Joe_Drumgoole · February 18, 2021, 10:30am

If it takes 5 minutes to read from RAM the same read will take 7 months to read from a spinning disk. So saying “disks are slower” sometimes doesn’t communicate how much slower they actually are.

If your index doesn’t fit in memory the slow down you will experience when querying on that index as pages are read from disk expired and then reread from disk will be dramatic.

The goal for every performant database is to have all its regularily queried indexes to fit completely in RAM. To futher increase performance the most regularily queried records should fit in RAM as well.

For a gaming application this means data associated with logged in users, for a banking application accounts that have transactions in the last thirty days etc. etc.

naman · February 23, 2021, 2:44am

@Joe_Drumgoole thank you for pitching in, I could sense the consequences aptly. With this question though I wanted to focus more on the mechanism to understand it in detail. Something like the “two page faults” mentioned in the comment by Alexey here.

Joe_Drumgoole · February 23, 2021, 11:26am

Sorry I don’t have that level of knowledge. Let me see if I can get someone else to respond.

John_Page · February 23, 2021, 11:38am

In MongoDB Collections and Indexes both use the same underlying data structure. WiredTiger tables - these are BTrees (B+ ish trees) , essentially key-value stores arranged into pages(or blocks depending who you ask) - each page is 32KB in size or one entry whichever is larger (Up to 16MB for a single 16MB BSON document) - it’s then compressed when flushed to disk. In memory a collection page contains both the the on-disk version of the page as well as a list of changes to any document not yet reconciled to disk. An Index page contains the index keys and for each key (which may be the full key or prefix compressed) a pointer to the identity of the document it points to.
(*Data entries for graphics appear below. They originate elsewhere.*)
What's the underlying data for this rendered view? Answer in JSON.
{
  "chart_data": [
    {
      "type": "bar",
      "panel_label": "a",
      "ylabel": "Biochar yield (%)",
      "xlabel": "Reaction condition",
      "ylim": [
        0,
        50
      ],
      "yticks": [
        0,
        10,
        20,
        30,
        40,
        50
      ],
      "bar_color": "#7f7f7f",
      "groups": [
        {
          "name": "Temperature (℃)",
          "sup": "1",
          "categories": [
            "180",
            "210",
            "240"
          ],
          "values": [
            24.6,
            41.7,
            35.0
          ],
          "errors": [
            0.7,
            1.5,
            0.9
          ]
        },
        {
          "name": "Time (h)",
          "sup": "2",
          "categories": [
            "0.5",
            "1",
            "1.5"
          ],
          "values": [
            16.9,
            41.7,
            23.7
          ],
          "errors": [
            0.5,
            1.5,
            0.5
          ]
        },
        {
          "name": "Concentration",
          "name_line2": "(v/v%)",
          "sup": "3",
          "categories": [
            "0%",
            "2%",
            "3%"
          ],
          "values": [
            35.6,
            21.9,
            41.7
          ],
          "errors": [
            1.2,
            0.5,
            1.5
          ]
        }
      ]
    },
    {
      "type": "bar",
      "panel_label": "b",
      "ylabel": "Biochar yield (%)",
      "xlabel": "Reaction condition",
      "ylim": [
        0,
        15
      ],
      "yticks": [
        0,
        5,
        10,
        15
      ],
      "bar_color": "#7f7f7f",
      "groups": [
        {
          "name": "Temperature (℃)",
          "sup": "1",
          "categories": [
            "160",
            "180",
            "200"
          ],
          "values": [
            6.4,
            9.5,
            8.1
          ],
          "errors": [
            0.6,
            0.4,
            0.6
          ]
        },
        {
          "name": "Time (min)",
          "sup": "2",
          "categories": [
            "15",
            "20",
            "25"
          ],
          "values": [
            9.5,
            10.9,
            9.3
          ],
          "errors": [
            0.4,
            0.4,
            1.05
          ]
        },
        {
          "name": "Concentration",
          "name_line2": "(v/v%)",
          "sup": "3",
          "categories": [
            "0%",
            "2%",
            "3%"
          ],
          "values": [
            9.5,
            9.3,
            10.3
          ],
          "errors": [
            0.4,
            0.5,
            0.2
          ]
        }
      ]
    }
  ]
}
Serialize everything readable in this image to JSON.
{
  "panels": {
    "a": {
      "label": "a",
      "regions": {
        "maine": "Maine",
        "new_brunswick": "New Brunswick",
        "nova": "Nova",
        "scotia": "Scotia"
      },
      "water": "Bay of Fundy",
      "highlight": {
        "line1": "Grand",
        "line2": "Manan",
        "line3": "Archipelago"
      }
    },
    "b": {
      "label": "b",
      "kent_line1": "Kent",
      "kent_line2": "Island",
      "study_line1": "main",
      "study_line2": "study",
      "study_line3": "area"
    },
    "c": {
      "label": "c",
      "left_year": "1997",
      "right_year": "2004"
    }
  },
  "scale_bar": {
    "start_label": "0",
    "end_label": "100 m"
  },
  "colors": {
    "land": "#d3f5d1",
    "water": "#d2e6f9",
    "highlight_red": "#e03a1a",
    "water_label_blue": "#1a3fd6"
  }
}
When you access an index - MongoDB checks to see if the page is in cache - if not it reads it from the disk (going via the OS pagecache so it may be cached there) - index pages are not compressed on disk as they already have prefix compression.

The upshot is that each index lookup may in cache (nice and fast) or not in which case , nothing to do with page faults - this is all explicitly tracked, it will require a disk read which will be 32KB and a seek at the very least - if you have readahead set appropriately it may be more than 32KB. If that happens to be in your OS page cache it will be quicker but it still needs some processing to put it in cache. The seek will take 1 IO operation at least so a 1000 IOPS disk, with random seeks in an index which is much larger than ram will be very much throttled by IO.

You can look at the Read-Into-Cache metric using any of the MongoDB tooling (or look in db.serverStatus() and diff the entries) you can also observer the cache for collections and indexes using mongocacheview.js (GitHub - johnlpage/MongoCacheView: See what is in your MongoDB WT Cache and how it's being used.).

In general - if your working set does not fit in ram, expect one to two orders of magnitude slower operations that hit those keys (queries, inserts, deletes, updates of indexed values) , consider (a) Adding RAM (b) Making indexes smaller (c) Adding many IOPS - in that order.